Thomas Gleixner May 24, 2022, 7:15 p.m. UTC | #1
Cathy,

On Fri, May 20 2022 at 18:38, Cathy Zhang wrote:
> First, the cadence of microcode updates has increased to deliver
> security mitigations. Second, the value of those updates has increased,
> meaning that any delay in applying them is unacceptable. Third, users
> have become accustomed to approaches like hot patching their kernels
> and have a growing aversion to reboots in general.
>
> Users want microcode updates to behave more like a hot patching a
> kernel and less like a BIOS update.

please don't take this personaly.

What users want and what's technically correct are two different things.

Fact is that late microcode updates especially those which change
features, add/remove functionality are simply broken. This has been
discussed to death already and I'm not going to find all the various
threads which provided that information. lore.kernel.org has excellent
search capabilities.

As a summary, there is a long standing request that for late loading
microcode needs to come with machine readable information about the
nature of the update which tells the kernel whether there are changes
which cannot be applied post boot.

This was agreed on by Intel folks and until this materializes any
attempt to load microcode late has to be considered as unsupported. This
is going on for years now and has been ignored.

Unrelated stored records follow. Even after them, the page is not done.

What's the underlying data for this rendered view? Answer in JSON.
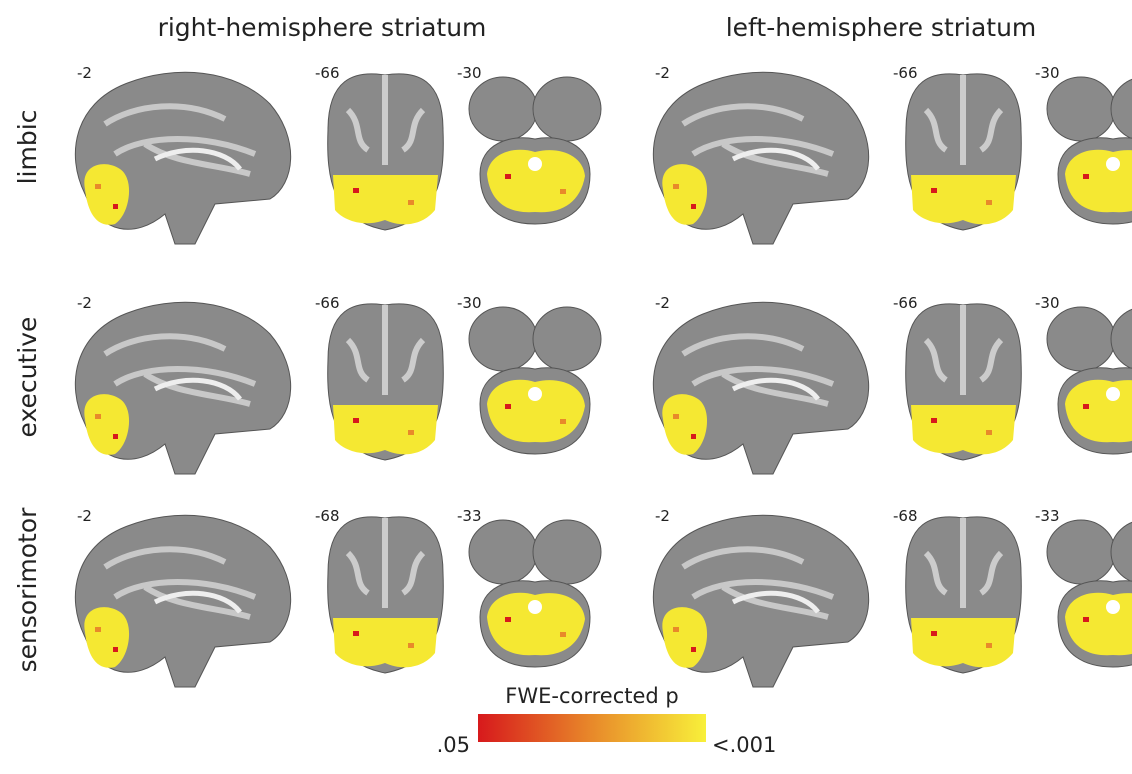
{
  "columns": [
    "right-hemisphere striatum",
    "left-hemisphere striatum"
  ],
  "rows": [
    {
      "label": "limbic",
      "slices": [
        "-2",
        "-66",
        "-30"
      ]
    },
    {
      "label": "executive",
      "slices": [
        "-2",
        "-66",
        "-30"
      ]
    },
    {
      "label": "sensorimotor",
      "slices": [
        "-2",
        "-68",
        "-33"
      ]
    }
  ],
  "colorbar": {
    "title": "FWE-corrected p",
    "min_label": ".05",
    "max_label": "<.001"
  }
}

As a consequence we are not adding a special SGX workaround for
something which is known to be broken.

What we are going to do and I'm fasttracking this is:

 https://lore.kernel.org/all/20220524185324.28395-1-bp@alien8.de

which make the SGX workaround moot.

Thanks

        tglx
Borislav Petkov May 24, 2022, 7:26 p.m. UTC | #2
On Tue, May 24, 2022 at 09:15:00PM +0200, Thomas Gleixner wrote:
> Cathy,
> 
> On Fri, May 20 2022 at 18:38, Cathy Zhang wrote:

Btw, this mail has this here too:

> Historically, microcode updates are applied by the BIOS or early in
> boot. In recent years, several trends have made these old approaches
> less palatable.

Actually, late loading is the old method. Early came after it.

> > First, the cadence of microcode updates has increased to deliver
> > security mitigations. Second, the value of those updates has increased,
> > meaning that any delay in applying them is unacceptable. Third, users
> > have become accustomed to approaches like hot patching their kernels
> > and have a growing aversion to reboots in general.

I had missed that argument: so how do those users update their kernels?
Livepatching? I don't think you can replace a whole live kernel - that
would be magic. Unless you kexec but then you can early load microcode
too.

So if you reboot your kernel because you've installed a new one, you can
just as well update microcode.

So sorry but I'm not buying this argument.

For cloud vendors who cannot reboot because they've promised their users
ponies, that's their problem. They might have a somewhat ok-ish argument.

But not for normal users - they can just as well reboot their machines
and do kernel updates together with microcode.

Thx.